As more health care reimbursement migrates towards value-based payment models, providers will need to master the art of care coordination.
Seriously ill patients can easily fall through the cracks in a fragmented health care system, leading to poorer outcomes and costly hospital stays and emergency department visits. Closing these gaps is a rising priority in payment model demonstrations by the Center for Medicare & Medicaid Innovation (CMMI).
Hospices must build a continuum of services to remain competitive as value-based reimbursement becomes more prevalent in health care, according to Gary Bacher, chief of strategy, policy and legal affairs for Virginia-based Capital Caring Health. Bacher is also a former chief strategy officer for CMMI.

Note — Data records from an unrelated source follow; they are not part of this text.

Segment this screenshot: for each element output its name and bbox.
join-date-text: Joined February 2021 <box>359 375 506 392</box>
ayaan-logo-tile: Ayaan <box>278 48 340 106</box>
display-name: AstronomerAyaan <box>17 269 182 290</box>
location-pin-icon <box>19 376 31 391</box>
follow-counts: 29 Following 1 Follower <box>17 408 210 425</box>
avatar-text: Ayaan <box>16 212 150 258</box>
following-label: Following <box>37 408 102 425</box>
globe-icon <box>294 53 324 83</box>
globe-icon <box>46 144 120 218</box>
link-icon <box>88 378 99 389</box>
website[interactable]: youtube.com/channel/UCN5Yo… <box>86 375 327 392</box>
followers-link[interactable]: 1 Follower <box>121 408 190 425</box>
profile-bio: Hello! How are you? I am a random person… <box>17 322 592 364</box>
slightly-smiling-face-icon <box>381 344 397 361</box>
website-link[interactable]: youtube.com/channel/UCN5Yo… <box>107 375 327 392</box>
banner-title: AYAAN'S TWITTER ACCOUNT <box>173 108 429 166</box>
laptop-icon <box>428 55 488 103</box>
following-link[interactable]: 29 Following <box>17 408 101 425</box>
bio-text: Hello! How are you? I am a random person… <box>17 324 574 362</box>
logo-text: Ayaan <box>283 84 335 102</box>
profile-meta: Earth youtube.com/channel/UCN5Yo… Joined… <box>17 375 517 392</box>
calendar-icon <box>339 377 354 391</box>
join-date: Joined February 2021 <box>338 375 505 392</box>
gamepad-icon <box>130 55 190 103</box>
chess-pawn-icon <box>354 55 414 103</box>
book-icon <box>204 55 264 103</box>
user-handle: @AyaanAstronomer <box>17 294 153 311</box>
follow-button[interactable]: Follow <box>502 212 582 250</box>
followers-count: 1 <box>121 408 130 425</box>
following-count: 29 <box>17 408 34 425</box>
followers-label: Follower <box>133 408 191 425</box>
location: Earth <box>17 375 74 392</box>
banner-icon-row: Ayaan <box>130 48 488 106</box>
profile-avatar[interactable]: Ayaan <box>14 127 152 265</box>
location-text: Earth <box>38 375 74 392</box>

“Hospice is a hugely important and successful benefit, but it also hasn’t changed that much in 40 years,” Bacher told Hospice News at the VALUE conference in Chicago. “For hospice organizations to really remain on that cutting edge, they can really only do that if they’re working on other service lines, working with patients and families earlier.”
Value-based care is a deceptively simple term.
A vast range of payment and care delivery systems can fall under that designation. One common principle is the concept of a population-based reimbursement, according to Bacher.
In this approach, a health care provider agrees to accept responsibility for a group of patients in exchange for a predetermined amount, typically with incentives for cost savings and improved quality.
In theory, this builds more flexibility into care delivery, allowing providers to develop innovative solutions to meet those objectives.
“The real challenge with fee-for-service payments is that they’re fragmented, and they don’t support kind of a team-based, whole-person approach to care,” Bacher said. “It’s really in some ways reorienting a little bit away from a medically focused model towards much more of a care-coordination model that draws together all different types of care.”
Hospices have been providing team-based, whole-person care since day one. Nevertheless, they need to retool if they are going to thrive in a value-based health care system.
Several of the available models require a provider to assume total responsibility for the patient. To a large degree, this is what a hospice does when a patient elects the benefit. But to capitalize on new reimbursement structures they must prepare to do so in a somewhat different context.
This often means development of additional business lines, such as palliative care, PACE, home health or home-based primary care, among others.
“I think one of the challenges for hospice organizations is that if you haven’t really invested in a community-based palliative care program that in practice effectively becomes the primary care provider — or invested in deliberate creation of a home-based primary care program — it’s harder for you to participate in these models,” Bacher told Hospice News.